AI is most entrenched in image editing, background removal, social media graphic variation, and ad creative iteration. Strategic brand work, design judgment, and client brief interpretation remain predominantly human-led.
For the income streams above, AI shifts the economics in specific ways. In stock illustration, AI has commoditized the low end but created a quality gap that well-crafted human illustration can occupy. In asset sales, AI tools can accelerate production. In consultation and productized services, the skill of working with AI, prompting, directing, refining, and applying design judgment to AI outputs, has become a marketable competency rather than a threat.
The designers facing the most pressure are those whose value proposition was speed and low cost at a commodity level. Designers whose value is judgment, strategy, brand understanding, and execution quality are in a different competitive position.
Not every stream suits every designer. A few questions help narrow the options.
What’s your design specialty? Illustrators and pattern designers have natural advantages in print-on-demand and stock illustration. UI and product designers have an edge in Figma asset sales and UI kits. Brand designers translate well into productized services and Canva templates. Designers with client-facing experience are well-positioned for consultation.
What does your income situation require right now? Productized services and consultation generate income quickly. You can close a productized service package within a week of offering it. Print-on-demand, stock illustration, and courses take months to years to generate meaningful returns. Be honest about whether you can afford to build long before you earn.
Are you willing to build an audience? Courses, YouTube, and Gumroad direct sales all scale significantly with an audience behind them. Creative Market and Etsy provide organic marketplace traffic, so you can start earning without a built audience. Match the stream to your current situation and your patience for distribution.
How much client contact do you want? Productized services and consultation involve direct client interaction. Asset sales, POD, and stock illustration are effectively audience-free after setup. If you’re adding a side hustle to reduce dependence on clients, choose streams that don’t add more of them.
Asset marketplaces and POD platforms handle their own payments. But when you invoice clients directly, whether for a productized logo package, a consultation session, or an ongoing design retainer, you need a reliable way to send a professional invoice and get paid.
Platforms like Ruul let you invoice clients in 190 countries without needing a registered company. Ruul acts as the legal counterparty, handles the invoice, and pays you within one business day of client payment. A 5% commission applies with no setup cost or monthly fees. For designers picking up client-facing side hustle work, that removes a significant administrative layer from what should be a straightforward transaction.
If you work with international clients or want flexibility in how you receive earnings, Ruul also supports payouts in 140+ currencies, including cryptocurrency withdrawal via USDC if that suits your situation better. Clients pay as they normally would; you simply withdraw in USDC on your end.
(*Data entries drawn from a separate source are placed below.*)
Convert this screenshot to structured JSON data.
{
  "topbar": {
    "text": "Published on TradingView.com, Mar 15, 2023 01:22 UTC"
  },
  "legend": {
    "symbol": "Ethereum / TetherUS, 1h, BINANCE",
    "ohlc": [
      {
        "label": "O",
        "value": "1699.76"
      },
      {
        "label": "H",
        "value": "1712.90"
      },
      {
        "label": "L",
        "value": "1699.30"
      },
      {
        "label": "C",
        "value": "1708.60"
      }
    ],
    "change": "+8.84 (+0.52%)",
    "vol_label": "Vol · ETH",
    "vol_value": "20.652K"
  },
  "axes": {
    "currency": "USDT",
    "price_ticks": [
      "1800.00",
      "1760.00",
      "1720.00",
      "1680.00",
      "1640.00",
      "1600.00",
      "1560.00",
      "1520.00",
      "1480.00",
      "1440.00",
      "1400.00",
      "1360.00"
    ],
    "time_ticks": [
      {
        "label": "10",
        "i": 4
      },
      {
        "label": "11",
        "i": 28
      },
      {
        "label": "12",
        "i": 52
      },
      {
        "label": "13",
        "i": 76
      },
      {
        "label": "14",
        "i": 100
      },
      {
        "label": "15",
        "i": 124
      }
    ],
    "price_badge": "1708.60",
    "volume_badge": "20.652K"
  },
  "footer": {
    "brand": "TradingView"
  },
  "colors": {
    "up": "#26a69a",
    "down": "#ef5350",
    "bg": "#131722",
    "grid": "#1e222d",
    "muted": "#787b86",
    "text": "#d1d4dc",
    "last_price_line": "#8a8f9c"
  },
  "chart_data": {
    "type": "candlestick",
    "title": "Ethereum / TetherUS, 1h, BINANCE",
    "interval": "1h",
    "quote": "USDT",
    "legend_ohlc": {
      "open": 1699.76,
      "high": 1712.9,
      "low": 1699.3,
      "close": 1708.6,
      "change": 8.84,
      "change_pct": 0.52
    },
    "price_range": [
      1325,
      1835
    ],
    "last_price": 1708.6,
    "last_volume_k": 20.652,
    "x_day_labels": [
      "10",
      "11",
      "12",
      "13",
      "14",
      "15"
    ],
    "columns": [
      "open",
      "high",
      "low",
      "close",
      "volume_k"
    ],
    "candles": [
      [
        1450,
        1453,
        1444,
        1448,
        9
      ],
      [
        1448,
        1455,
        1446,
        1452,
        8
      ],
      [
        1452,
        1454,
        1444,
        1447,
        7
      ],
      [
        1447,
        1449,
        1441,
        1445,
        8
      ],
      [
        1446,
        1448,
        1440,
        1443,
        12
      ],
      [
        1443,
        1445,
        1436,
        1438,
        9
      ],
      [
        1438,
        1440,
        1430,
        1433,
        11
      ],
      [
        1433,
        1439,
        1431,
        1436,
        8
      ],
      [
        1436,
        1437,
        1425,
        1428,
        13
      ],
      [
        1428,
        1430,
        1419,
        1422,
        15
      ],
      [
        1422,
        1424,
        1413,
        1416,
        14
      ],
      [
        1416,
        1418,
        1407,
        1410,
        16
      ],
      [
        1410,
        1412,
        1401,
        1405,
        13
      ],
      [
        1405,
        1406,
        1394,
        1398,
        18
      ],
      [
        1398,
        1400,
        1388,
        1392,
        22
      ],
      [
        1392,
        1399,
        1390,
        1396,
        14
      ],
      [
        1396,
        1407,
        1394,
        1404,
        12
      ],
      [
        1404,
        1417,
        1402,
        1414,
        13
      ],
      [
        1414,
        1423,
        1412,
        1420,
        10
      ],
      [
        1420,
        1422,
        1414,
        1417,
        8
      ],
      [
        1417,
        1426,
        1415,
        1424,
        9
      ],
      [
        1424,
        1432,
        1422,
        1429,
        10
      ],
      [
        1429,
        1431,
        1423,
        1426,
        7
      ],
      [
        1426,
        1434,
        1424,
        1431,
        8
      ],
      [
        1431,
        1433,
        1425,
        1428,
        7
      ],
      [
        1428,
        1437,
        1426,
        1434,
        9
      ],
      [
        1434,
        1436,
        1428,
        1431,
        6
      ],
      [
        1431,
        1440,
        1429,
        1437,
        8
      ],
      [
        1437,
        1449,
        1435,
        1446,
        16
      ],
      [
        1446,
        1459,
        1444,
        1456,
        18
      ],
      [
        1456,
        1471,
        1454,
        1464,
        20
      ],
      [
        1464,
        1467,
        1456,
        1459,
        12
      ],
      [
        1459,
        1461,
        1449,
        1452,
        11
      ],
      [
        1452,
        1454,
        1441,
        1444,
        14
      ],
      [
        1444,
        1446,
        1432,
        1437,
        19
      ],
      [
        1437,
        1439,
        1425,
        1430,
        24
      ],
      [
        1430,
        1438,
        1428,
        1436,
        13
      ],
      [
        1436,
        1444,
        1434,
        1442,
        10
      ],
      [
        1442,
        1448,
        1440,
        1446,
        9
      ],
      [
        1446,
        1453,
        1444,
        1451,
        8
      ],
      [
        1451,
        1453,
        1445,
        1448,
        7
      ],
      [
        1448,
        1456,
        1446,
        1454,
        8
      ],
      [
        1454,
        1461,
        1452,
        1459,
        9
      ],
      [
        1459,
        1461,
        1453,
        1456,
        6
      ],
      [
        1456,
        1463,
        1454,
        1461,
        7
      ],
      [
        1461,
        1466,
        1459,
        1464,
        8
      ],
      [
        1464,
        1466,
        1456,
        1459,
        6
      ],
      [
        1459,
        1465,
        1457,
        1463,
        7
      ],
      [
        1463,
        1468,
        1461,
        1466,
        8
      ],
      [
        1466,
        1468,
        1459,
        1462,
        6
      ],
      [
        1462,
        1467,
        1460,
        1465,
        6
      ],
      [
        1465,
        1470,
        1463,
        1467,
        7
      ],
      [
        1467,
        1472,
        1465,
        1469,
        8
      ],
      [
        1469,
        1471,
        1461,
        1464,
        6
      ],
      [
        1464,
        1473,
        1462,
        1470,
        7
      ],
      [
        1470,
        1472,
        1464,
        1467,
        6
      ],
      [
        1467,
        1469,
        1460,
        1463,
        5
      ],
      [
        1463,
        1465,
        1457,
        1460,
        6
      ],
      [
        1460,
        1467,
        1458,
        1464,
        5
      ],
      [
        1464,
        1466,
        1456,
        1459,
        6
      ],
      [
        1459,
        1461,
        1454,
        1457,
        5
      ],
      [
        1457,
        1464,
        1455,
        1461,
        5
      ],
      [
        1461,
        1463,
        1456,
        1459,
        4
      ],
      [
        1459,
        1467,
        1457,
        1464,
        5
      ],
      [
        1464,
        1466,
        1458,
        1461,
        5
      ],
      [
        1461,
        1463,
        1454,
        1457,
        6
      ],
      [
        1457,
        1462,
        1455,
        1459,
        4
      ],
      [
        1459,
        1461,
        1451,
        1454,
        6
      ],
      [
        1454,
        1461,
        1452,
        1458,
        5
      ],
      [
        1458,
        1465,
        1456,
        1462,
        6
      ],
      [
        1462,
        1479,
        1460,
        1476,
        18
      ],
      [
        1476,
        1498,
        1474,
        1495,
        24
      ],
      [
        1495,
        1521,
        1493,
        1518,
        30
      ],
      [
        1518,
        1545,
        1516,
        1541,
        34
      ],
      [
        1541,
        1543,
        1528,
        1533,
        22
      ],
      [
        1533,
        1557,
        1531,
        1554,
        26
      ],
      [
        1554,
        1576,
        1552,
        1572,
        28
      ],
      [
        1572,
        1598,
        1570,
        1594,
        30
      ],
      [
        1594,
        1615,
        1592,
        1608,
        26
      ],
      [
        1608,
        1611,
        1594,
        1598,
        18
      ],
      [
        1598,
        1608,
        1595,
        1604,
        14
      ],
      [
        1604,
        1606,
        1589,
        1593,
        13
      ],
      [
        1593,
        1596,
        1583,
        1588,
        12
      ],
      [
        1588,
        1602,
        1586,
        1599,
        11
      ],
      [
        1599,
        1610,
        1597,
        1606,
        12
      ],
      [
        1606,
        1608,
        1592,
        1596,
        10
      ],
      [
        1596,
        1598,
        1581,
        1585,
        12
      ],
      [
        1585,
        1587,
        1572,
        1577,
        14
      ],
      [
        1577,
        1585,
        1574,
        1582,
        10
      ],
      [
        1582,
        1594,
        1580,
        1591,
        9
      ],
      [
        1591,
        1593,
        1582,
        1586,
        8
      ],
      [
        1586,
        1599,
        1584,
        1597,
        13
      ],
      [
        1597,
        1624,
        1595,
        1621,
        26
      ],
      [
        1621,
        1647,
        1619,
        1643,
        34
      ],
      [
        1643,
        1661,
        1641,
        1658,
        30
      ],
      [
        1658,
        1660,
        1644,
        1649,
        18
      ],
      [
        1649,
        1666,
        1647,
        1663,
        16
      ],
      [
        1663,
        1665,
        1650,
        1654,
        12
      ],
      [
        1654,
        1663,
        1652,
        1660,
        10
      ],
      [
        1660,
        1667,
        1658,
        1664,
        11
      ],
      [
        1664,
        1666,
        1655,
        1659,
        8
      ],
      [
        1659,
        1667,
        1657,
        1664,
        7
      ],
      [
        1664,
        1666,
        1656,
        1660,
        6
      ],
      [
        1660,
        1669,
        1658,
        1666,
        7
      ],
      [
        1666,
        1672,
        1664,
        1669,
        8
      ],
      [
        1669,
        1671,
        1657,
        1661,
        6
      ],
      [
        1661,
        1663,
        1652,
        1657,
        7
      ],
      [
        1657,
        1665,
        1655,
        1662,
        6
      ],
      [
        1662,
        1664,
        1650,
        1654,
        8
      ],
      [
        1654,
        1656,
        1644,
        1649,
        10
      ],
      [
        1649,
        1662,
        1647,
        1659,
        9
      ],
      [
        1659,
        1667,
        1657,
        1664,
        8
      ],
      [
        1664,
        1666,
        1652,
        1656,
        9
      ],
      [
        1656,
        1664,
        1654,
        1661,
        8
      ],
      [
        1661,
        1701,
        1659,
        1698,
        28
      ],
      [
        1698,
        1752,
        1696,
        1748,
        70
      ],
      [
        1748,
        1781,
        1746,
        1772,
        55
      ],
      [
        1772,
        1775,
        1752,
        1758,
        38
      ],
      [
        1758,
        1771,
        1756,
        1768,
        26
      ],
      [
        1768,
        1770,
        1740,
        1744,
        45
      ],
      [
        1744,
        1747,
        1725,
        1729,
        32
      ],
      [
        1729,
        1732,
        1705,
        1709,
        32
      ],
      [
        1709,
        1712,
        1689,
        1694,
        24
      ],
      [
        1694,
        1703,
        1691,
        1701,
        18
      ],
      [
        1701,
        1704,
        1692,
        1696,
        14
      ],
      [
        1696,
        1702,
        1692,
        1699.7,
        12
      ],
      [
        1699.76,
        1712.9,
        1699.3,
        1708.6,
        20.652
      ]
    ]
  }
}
When a side hustle grows into consistent revenue, keeping records organized from the start matters. Centralizing invoices and transaction summaries in one place makes tax time predictable rather than stressful. Ruul’s tax-ready documentation features give you an exportable record of every transaction without building a separate system.
Design skills are a more versatile asset than a single client roster reveals. The income models are already there. The question is which one fits what you have, what you’re building toward, and how much time you’re prepared to invest before you see a return.
Start with one stream. Build it to a point of meaningful return before adding another. Volume across mediocre efforts produces less than depth in a focused one.